Park Won-soon, a civic rights activist running as an independent candidate for Seoul mayor, started a web site this week to raise Won4bn ($3.4m) for campaigning. The site crashed temporarily on Tuesday, unable to cope with the flood of donations.

Despite this technical blip, Mr Park, a leftwinger who is leading polls before the mayoral vote on October 26, hit his fundraising target in only three days, mainly through small payments.

Mr Park’s popularity suggests South Korean voters are swinging to the left before next year’s presidential elections as ruling conservative politicians struggle to counter the left’s promises to expand welfare spending in Asia’s fourth-biggest economy, which runs at only a third of levels in large European states.

The surprising strength of an independent also reflects disenchantment with South Korea’s polarised two-party system and its inability to tackle corruption and growing social inequality. It would be extremely unusual for an independent to reach a position as prominent as mayor of Seoul, representing almost a quarter of the country’s population.

Mr Park rose to prominence as a lawyer opposed to the military dictatorship that fell in the late 1980s. He has founded a network of second-hand stores called Beautiful Shops, intended to help the poor.

His poll ratings rose sharply after another independent politician, Ahn Chul-soo, withdrew his candidacy for mayor to support him. Mr Ahn, the founder of a top software business, is a critic of the country’s policy of favouring industrial conglomerates – chaebol such as Samsung and LG – which he describes as zoos where employees are the caged animals.

“Mr Park and Mr Ahn look like enterprising, spirited men. The most important thing is they are so different from our regular politicians,” said Lee Ho-won, an employee at an engineering company.

Despite swelling popular support, Mr Park faces severe challenges.

“Korea’s politics are unlikely to change with the emergence of one or two crusaders because existing practices are so entrenched and vested interests are so strong,” said Shin Yul, professor of politics at Myongji university. Korea is often criticised for its “old boy” network of chaebol, bankers and civil servants who resist reform.

“The independents have somehow come to represent the people’s desire for new values rather than being great themselves …I am sceptical they can be effective politicians.”

Conservative politicians and newspapers have also attacked Mr Park for being a champagne socialist, who lives in an upmarket district while dressing down to win popular favour.

Mr Park must now survive a primary vote against a candidate from the Democratic party, the main leftwing party, to be selected as the official unity candidate. The DP’s candidate, Park Young-seon, a former television anchorwoman, trails Mr Park in polls but the process of selecting a unity candidate, which begins next week, is complex. It involves a television debate, two opinion polls and a vote among a 30,000-strong electoral college.

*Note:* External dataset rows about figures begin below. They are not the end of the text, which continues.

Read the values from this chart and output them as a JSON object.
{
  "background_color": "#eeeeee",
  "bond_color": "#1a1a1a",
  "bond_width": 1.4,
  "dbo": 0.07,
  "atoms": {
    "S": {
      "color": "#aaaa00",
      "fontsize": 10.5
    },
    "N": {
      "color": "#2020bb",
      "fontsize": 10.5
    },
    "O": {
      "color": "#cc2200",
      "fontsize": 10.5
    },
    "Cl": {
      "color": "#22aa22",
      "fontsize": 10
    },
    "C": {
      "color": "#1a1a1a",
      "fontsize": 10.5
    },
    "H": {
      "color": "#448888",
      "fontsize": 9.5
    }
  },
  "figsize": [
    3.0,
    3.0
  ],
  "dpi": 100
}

The selected leftwinger will then face Na Kyung-won, from the ruling conservative Grand National party. As a former judge, she epitomises the establishment but her support of the disabled – like her own daughter – wins her broad public sympathy.

She concedes Korea needs to spend more on welfare – particularly in terms of child benefit – but is arguing that a European-style safety net is unaffordable. Mr Park says such welfare must become a basic right.

A more glamorous campaigner than Mr Park, Mrs Na has been splashed across newspapers serving chickens in a market and posing with Hyun Bin, a popular actor.

Polls show she is narrowing Mr Park’s lead and has about 43 per cent support compared with his 49 per cent.